Viagra Might Make for a Safer, More Effective Stent
Stents are tiny mesh tubes surgically inserted to support failing blood vessels. But, as explained by researchers in South Korea, these devices may be less effective as the tissue growth around the metal device narrows the artery again.
But in their new study in rats, the researchers found that stenting with Viagra (sildenafil) may help prevent this closure from happening.
“If similar results are found in clinical trials, sildenafil might be an ideal drug for the coating of stents [drug delivery] or by the mouth after stent implantation,” said the author
Han-Mo Yang said in a news release from the American Heart Association. Yang is an Associate Professor of Cardiology at the National University Hospital in Seoul.
A heart specialist in the United States believes the approach is promising.
“The risk of closing due to stent clot and scars left rescuer of this procedure would otherwise the Achilles heel,” said Dr. Avneet Singh.
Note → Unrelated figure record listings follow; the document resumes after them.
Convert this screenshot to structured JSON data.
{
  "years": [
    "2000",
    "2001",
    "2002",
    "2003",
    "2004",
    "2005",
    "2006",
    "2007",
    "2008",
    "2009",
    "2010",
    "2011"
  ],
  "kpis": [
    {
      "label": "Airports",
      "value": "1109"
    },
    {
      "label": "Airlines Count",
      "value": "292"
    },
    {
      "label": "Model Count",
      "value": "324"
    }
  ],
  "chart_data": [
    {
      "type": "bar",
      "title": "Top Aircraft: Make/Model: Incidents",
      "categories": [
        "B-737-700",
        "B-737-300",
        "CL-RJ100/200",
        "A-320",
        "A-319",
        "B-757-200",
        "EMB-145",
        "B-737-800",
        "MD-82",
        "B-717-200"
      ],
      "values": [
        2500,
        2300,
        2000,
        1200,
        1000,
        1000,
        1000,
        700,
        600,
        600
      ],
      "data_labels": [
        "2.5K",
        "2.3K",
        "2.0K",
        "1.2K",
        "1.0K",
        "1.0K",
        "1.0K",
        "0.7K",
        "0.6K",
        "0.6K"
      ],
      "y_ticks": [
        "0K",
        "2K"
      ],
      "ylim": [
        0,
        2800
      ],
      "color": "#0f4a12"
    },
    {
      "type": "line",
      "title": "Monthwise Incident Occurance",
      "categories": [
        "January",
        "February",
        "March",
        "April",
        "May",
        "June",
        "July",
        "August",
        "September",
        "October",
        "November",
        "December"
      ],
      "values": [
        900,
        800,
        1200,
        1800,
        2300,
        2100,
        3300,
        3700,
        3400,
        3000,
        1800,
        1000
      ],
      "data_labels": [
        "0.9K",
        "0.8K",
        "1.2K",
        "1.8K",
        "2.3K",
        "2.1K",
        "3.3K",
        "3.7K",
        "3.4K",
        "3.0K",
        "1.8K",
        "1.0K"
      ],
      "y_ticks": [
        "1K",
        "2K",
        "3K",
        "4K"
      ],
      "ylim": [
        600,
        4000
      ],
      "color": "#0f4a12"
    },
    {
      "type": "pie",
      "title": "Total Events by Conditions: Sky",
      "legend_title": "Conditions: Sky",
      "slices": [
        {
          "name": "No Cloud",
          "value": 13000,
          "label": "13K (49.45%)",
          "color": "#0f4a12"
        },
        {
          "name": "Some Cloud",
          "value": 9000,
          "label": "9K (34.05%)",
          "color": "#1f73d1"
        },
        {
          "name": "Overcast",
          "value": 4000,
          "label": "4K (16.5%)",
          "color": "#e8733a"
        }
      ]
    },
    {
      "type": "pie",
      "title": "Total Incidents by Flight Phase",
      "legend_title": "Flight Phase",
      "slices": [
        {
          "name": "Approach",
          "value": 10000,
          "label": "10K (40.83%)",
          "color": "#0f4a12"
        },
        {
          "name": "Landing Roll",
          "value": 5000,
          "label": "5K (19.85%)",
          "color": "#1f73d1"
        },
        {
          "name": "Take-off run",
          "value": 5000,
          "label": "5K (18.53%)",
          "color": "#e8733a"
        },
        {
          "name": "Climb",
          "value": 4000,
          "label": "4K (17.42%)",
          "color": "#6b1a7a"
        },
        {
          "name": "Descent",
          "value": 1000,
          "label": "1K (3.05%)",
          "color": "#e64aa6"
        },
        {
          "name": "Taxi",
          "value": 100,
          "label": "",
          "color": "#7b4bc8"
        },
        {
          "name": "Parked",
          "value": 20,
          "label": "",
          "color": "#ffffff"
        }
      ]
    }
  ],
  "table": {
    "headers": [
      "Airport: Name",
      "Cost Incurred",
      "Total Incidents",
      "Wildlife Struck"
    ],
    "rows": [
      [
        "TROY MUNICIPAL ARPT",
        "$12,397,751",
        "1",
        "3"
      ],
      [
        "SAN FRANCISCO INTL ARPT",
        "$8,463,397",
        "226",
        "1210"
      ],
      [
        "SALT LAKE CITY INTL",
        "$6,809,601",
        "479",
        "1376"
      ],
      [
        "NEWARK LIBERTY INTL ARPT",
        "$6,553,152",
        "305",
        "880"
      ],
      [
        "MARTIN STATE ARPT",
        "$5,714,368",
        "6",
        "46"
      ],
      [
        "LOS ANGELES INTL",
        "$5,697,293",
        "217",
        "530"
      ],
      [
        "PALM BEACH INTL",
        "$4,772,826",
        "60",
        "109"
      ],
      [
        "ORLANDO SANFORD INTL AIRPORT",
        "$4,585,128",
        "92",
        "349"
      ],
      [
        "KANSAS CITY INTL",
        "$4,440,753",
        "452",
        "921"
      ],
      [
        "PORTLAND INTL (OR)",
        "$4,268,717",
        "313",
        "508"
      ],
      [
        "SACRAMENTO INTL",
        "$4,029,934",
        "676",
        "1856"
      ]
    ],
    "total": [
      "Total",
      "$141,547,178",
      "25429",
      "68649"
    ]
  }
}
Although research is still preliminary, using Viagra in this way “can open the boundaries to make heart stent procedures even safer and more efficient,” said Singh, an interventional cardiologist at the North Shore University Hospital in Manhasset, New York. York
In laboratory tests, Yang’s team found that Viagra has been reduced by a 30 percent “clumping” of clotting platelets.
And when used in rats, the drug also increased the activity of the enzymes that prevent the walls of the arteries from becoming thicker in response to the injury – suggesting that it could also have an effect on people having placed a stent, According to the researchers.
“Our study is limited only with animals,” said Yang, and experiments performed on rats are sometimes not part of clinical trials in humans.
However, “if clinical trials show that sildenafil reduces [re-closure of the artery] after stent placement, it could be used in the immediate clinical setting as the drug is already used in the real world for others Purposes, “Yang said.
Singh agrees. “This is another example of” drug repositioning “in which a drug is clinically tested successfully used to a completely different state,” he said.
Dr. Carl Reimers helps direct cardiovascular care at Lenox Hill Hospital in New York City.
He described the study promising but stressed that the drug was tested in the carotid arteries of rats, which carries the brain to the brain, not coronary arteries closer to the heart. And because it was carried out only in rats, he said that it was “premature to attribute clinical importance [the results] at this time.”
The study will be presented Monday at a meeting of the American Heart Association in Portland, Oregon. Results presented at medical meetings are often considered preliminary until they are published in a peer-reviewed journal.